LONDON (Reuters) – Almost all of the companies most responsible for corporate greenhouse gas emissions are failing to disclose how climate-related risks might impact them financially, according to a report released by Carbon Tracker on Thursday.

The lack of disclosures leaves investors in the dark, and means markets are unable to function efficiently and allocate capital appropriately – undermining efforts to decarbonise the global economy, said Carbon Tracker, a think tank which analyses the impact of climate change on financial markets.

In its second annual report on corporate disclosures, it found 98% of 134 companies – which it says are collectively responsible for up to 80% of emissions – did not provide sufficient evidence that they had considered the impact of climate matters when preparing their 2021 financial statements.

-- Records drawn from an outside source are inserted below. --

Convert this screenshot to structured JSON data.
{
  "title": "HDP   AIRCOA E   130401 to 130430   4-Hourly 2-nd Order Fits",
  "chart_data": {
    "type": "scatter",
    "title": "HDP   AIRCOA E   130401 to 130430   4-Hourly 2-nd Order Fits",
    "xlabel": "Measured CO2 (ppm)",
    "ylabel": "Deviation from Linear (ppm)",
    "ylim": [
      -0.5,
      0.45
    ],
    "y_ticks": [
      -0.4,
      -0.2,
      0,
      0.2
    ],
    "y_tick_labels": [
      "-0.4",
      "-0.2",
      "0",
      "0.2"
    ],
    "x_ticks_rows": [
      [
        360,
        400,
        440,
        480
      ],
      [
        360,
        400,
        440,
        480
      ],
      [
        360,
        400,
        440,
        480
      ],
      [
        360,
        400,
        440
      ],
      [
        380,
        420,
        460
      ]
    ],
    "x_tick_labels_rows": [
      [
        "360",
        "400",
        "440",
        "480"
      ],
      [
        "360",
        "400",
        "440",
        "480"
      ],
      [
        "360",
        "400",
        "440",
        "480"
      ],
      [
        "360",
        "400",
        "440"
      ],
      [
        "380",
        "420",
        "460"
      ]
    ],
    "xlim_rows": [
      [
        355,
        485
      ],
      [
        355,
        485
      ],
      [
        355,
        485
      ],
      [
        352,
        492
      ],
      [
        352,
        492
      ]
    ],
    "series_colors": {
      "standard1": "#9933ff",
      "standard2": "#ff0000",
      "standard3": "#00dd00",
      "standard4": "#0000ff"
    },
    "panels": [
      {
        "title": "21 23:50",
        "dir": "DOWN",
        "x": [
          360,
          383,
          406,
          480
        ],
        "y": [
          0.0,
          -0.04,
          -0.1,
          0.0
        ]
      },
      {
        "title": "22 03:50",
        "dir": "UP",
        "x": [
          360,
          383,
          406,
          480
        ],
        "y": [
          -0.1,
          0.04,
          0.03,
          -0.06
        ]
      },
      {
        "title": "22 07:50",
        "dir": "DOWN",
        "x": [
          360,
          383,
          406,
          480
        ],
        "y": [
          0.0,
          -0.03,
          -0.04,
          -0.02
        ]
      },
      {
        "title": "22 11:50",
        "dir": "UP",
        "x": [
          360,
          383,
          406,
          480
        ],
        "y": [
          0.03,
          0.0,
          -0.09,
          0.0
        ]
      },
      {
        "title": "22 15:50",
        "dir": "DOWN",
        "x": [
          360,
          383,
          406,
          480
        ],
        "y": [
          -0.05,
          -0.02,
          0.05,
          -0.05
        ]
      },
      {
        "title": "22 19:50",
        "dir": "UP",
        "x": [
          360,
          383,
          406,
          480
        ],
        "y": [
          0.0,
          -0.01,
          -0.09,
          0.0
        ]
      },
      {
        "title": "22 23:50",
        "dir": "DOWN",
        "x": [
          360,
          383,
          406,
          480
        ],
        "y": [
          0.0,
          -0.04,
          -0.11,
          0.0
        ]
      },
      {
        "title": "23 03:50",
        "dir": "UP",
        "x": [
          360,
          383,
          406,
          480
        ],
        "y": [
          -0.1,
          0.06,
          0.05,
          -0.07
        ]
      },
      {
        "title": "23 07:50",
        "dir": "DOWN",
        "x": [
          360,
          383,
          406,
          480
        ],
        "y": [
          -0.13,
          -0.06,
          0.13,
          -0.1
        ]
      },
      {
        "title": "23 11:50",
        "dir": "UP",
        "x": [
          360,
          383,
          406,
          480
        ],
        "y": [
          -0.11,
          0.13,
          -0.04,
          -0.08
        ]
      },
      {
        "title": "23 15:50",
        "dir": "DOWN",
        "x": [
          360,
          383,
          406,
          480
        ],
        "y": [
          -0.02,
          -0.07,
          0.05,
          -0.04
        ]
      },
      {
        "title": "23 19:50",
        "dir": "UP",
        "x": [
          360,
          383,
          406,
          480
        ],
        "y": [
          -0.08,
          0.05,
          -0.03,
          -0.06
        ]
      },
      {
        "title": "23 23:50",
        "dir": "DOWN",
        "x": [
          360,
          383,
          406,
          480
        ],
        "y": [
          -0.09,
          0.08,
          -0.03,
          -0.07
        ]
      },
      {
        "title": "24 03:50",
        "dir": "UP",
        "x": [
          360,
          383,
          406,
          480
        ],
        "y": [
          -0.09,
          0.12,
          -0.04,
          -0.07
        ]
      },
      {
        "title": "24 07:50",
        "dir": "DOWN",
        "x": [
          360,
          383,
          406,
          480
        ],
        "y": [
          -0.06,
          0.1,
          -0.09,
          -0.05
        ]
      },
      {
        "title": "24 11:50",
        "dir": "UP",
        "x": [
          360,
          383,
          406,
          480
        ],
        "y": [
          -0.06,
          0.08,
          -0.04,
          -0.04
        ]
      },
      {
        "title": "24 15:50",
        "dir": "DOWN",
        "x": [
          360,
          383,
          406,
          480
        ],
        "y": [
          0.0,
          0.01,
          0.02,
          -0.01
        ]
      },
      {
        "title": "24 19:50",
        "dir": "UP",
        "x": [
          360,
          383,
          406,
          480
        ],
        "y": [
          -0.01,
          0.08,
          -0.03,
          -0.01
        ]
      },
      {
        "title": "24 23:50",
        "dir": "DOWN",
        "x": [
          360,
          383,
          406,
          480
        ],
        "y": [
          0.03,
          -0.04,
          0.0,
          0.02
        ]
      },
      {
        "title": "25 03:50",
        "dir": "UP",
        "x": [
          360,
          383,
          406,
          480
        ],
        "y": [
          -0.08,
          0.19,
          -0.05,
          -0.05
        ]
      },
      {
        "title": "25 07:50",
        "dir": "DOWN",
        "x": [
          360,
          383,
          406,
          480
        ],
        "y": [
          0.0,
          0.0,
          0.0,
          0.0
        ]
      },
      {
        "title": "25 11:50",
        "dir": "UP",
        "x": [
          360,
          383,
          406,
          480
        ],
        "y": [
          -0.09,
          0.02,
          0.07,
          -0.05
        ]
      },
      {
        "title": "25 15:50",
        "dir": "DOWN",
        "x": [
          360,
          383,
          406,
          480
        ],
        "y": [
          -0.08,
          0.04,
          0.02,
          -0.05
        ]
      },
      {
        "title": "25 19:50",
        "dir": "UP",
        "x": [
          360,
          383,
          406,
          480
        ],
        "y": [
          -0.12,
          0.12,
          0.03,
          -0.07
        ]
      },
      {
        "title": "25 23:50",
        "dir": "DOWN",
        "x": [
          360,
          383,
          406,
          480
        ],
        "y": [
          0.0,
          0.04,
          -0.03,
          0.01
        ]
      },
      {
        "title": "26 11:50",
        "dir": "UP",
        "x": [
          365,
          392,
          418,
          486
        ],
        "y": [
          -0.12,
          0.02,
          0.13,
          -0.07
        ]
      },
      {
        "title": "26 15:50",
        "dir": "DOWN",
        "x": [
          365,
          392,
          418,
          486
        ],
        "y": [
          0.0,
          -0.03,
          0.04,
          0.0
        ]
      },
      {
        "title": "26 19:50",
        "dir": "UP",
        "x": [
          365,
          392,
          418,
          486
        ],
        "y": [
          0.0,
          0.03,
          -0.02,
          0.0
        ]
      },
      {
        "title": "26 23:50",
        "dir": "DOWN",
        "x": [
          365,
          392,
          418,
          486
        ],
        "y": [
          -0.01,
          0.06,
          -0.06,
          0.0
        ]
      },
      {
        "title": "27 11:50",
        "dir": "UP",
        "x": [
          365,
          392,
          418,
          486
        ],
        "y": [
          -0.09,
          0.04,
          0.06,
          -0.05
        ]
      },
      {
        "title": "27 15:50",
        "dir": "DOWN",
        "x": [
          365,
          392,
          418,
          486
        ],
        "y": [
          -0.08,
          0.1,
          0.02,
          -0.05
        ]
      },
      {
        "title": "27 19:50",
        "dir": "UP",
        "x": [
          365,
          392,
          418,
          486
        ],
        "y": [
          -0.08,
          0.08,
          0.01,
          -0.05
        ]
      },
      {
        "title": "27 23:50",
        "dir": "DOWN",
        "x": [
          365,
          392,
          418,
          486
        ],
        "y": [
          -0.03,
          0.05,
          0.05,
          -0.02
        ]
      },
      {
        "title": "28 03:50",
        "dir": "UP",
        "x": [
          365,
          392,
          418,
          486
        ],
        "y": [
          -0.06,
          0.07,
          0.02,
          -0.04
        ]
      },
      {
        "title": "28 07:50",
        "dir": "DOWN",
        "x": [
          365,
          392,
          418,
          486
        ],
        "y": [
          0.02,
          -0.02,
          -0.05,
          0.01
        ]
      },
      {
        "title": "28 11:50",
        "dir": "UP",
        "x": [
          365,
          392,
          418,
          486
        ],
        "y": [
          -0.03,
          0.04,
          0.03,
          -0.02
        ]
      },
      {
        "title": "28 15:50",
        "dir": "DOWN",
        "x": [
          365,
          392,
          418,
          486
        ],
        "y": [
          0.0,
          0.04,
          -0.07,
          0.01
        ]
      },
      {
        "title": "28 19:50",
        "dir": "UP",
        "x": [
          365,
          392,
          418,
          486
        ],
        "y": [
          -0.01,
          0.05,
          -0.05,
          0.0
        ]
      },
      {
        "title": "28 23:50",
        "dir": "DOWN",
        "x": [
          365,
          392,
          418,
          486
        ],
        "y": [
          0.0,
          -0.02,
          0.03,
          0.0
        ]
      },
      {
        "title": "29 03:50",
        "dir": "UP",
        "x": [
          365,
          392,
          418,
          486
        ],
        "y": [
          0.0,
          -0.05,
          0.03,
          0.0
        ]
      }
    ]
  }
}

“When companies don’t take climate-related matters into account, their financial statements may include overstated assets, understated liabilities and overstated profits,” said Barbara Davidson, Carbon Tracker’s head of accounting, audit and disclosure and lead author of the report.

Auditors are also failing to consider climate-related matters, the report found.

Almost all audit reports reviewed by Carbon Tracker did not say whether and how they consider the impact of emissions reduction targets, changes to regulations or a fall in demand for a company’s products.

Regulatory bodies globally want businesses to improve disclosure of climate-related risks and impacts, to help investors push money in the direction of efforts to meet net zero emissions by 2050 targets.

Carbon Tracker said some progress had been made, showing how it was possible to provide sufficient disclosure.

Glencore, for example, had provided relevant information to align with its ambition to achieve net zero emissions by 2050.

“Glencore’s financial statements are particularly illuminating — they show that in the event of a scenario like the IEA Net Zero Emissions by 2050, it would have to write down virtually all the value of its thermal coal assets,” said Rob Schuwerk, Carbon Tracker’s U.S. executive director.

“How many more company balance sheets carry similar risks?”